International Dissertation Research Fellowship 2018
Institutional Affiliation (at time of award):
History, Cornell University
Corpses, Colonialism, and the Politics of Dead Bodies in 20th Century South Asia

Over a twelve-month period, my dissertation project uses multi-sited archival research in London, New Delhi, and Hyderabad to examine the politics of dead bodies and funerals in twentieth century South Asia in order to answer the question: what was the political role of the dead in the articulation of national identities in modern South Asia? Studying both the late colonial and early postcolonial states' administration of the disposal, (re)location, and commemoration of human remains, I focus on the years between the close of World War I in 1918 and the 1957 centenary postcolonial celebrations of India's First War of Independence.
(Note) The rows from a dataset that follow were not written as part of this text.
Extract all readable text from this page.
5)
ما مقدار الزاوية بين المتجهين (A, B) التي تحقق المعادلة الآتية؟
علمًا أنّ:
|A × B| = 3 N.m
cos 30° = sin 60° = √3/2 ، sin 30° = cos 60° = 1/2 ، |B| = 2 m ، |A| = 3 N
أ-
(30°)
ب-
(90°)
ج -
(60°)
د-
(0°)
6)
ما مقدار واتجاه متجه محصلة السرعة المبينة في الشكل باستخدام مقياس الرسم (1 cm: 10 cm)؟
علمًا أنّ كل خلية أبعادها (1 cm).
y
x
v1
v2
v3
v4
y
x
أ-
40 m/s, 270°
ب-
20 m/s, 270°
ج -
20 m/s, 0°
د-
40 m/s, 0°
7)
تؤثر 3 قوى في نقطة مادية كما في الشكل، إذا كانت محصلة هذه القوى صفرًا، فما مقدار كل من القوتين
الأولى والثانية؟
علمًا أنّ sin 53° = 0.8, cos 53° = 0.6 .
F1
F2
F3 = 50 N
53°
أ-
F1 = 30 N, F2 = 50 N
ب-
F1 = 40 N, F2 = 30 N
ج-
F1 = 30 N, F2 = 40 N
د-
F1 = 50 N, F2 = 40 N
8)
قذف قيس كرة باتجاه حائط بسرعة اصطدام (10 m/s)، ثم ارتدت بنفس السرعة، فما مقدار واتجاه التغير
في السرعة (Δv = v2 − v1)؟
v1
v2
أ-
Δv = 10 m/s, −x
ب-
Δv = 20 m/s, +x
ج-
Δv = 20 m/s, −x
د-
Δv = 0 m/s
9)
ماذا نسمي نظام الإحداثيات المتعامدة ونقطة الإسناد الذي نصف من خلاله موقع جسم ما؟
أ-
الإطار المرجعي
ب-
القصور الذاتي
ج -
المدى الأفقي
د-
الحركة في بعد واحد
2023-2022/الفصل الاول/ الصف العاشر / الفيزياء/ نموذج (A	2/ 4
Engaging scholarship from anthropology, art history, religious studies, and political science, my dissertation examines how the management and placement of dead bodies and their corresponding commemorations impacted the formation of national and religious identities through two avenues of inquiry: Indian combat casualties and civilian Indian deaths. Both popular and official acts of mourning and martyrdom created a landscape for the living that was marked by graveyards, cremation grounds, and massacre and assassination sites. In the archives, I will pursue two types of materials: Indian authored print publications (which targeted Hindi, Urdu, or Persian speaking Indian audiences) that related to the management and movement of deceased Indians, and governmental records relating to the same. I will supplement my archival research with site visits, expert interviews, and GIS mapping. I hypothesize that discourse relating to dead bodies served as a conceptual laboratory for the lay public and for the state, in which during these formative decades colonial and postcolonial governments (re)negotiated the boundaries of citizenship and secularity, nation and empire.